Очнулся он (не имея ни малейшего понятия, как выбрался из борделя), лежа животом на совершенно ледяном каменном парапете Корниш, лицом к рассветному морю; море сонно перекатывало через каменные пирсы пологие холмы волн и текло обратно, захлебываясь в водоводах. Он помнил только, как бежал, спотыкаясь, по кривым темным улочкам, как пересек дорогу и вышел к морю. Бледная, чисто умытая заря занималась над кочковатой серой бездной, легкий влажный бриз принес ему тошнотворный запах смолы и соленой воды. Он чувствовал себя загулявшим матросом, которого забыли на берегу в чужом порту, на другом конце света. Карманы были вывернуты, как рукава, наизнанку. Из вещей на нем остались только брюки да рваная сорочка. Дорогие запонки и булавки для галстука исчезли, бумажника тоже не было. Его невыносимо тошнило. Но, приходя постепенно в чувство, он понял заодно, где находится: блеснул между пальм луч света на куполе мечети Гохарри. Скоро слепые муэдзины выползут, как замшелые черепахи, чтоб вознести утреннюю молитву Богу Единому Живому. Машину он оставил где-то в четверти мили отсюда. Без фески и темных очков он чувствовал себя совершенно голым. Тяжелой рысцой он пустился бежать вдоль каменного парапета Корниш, радуясь, что вокруг нет никого, кто мог бы его узнать. Пустая площадь у отеля только-только продирала глаза с первым утренним трамваем. Трамвай прогрохотал в сторону Мазариты - пустой. Ключи от машины ушли вместе со всем прочим, и ему пришлось решать задачу весьма унизительного свойства, а именно: взломать замок вынутым из туфли супинатором - в постоянном предощущении паники, ибо в любую минуту мог появиться полицейский и задать вопрос, и вопрос вполне законный, а то и свести его до выяснения в участок. Он буквально кипел от презрения к самому себе, от унижения, и еще болела голова, и очень. В конце концов дверцу он взломал и понесся на бешеной скорости - к счастью, в машине остались ключи шофера - вдоль по пустынным улицам к Рушди. Ключ от парадного был также утерян в бою, и он был вынужден взломать запор на одном из окон гостиной, чтобы забраться в дом. Сперва ему казалось: он примет душ, переоденется, заберется в постель и проспит до полудня, но, стоя под горячими струями воды, он понял, что уснуть не сможет, слишком расходились нервы; мысли копошились, жужжали в голове, как пчелиный рой, - какой уж тут сон. Внезапно он принял решение уехать в Каир немедля, прежде чем проснутся слуги. Он боялся, что не сможет смотреть им в глаза.
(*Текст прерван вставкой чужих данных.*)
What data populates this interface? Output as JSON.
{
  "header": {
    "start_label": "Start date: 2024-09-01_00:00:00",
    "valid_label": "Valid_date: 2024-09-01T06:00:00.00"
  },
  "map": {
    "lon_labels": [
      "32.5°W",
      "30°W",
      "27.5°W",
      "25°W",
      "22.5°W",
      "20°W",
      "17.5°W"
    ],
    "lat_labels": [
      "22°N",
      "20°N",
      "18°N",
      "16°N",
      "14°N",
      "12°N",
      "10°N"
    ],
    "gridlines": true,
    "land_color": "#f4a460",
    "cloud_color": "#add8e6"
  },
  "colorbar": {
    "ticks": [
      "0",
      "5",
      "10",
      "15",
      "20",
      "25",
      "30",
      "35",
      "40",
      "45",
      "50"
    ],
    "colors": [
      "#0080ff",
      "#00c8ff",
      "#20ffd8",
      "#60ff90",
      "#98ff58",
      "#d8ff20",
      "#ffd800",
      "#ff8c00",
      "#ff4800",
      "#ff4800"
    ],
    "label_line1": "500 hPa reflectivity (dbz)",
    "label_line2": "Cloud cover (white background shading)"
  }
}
Он в страшной спешке переоделся, собрал как попало вещи и помчался через город обратно к шоссе, в пустыню, покидая место преступления, словно самый заурядный вор. Он принял решение. Он попросит о переводе немедленно, все равно куда. Он больше не станет тратить время на Египет, страну мошенников и нищих, на обманчивый этот ландшафт, стирающий в пыль воспоминания и чувства, на людей, которые клянчат дружбы и предают любовь. Он даже и не думал теперь о Лейле; она, должно быть, уже ночью пересекла границу. Но чувство было такое, словно ее и не было никогда.
Бензина в баке на обратную дорогу должно было хватить с избытком. Выруливая последний на выезде из Города поворот, он оглянулся, один-единственный раз и с дрожью отвращения, на жемчужно-белый мираж минаретов, вырастающих прямо из озера. Громыхнул где-то поезд, очень далеко. Он врубил на полную громкость приемник, чтобы ни о чем не думать, а просто мчаться по серебристому пустынному шоссе к зимней столице, на юг. Со всех сторон, как вспугнутые зайцы, прыснули по сторонам дурные мысли и некоторое время еще неслись рядом с машиной, будто потеряв от страха голову. Он понял, что дошел до новой внутри себя границы; отныне его жизнь станет складываться совсем иначе. Все это время он был как будто скован, спеленут туго; теперь же цепь распалась. Он услышал мягкий перебор струн, и знакомый голос Города обрушился на него опять, со своей извращенной негой, со страхами и мудростью всех прожитых веков.
Jamais de la vie,
Jamais dans ton lit,
Quand ton cœur se deeemange de chagrin…
Он выругался вслух и вырубил радио, заставил ненавистный голос замолчать и поехал дальше, хмурясь на пробивающийся потихоньку по краю барханов солнечный свет.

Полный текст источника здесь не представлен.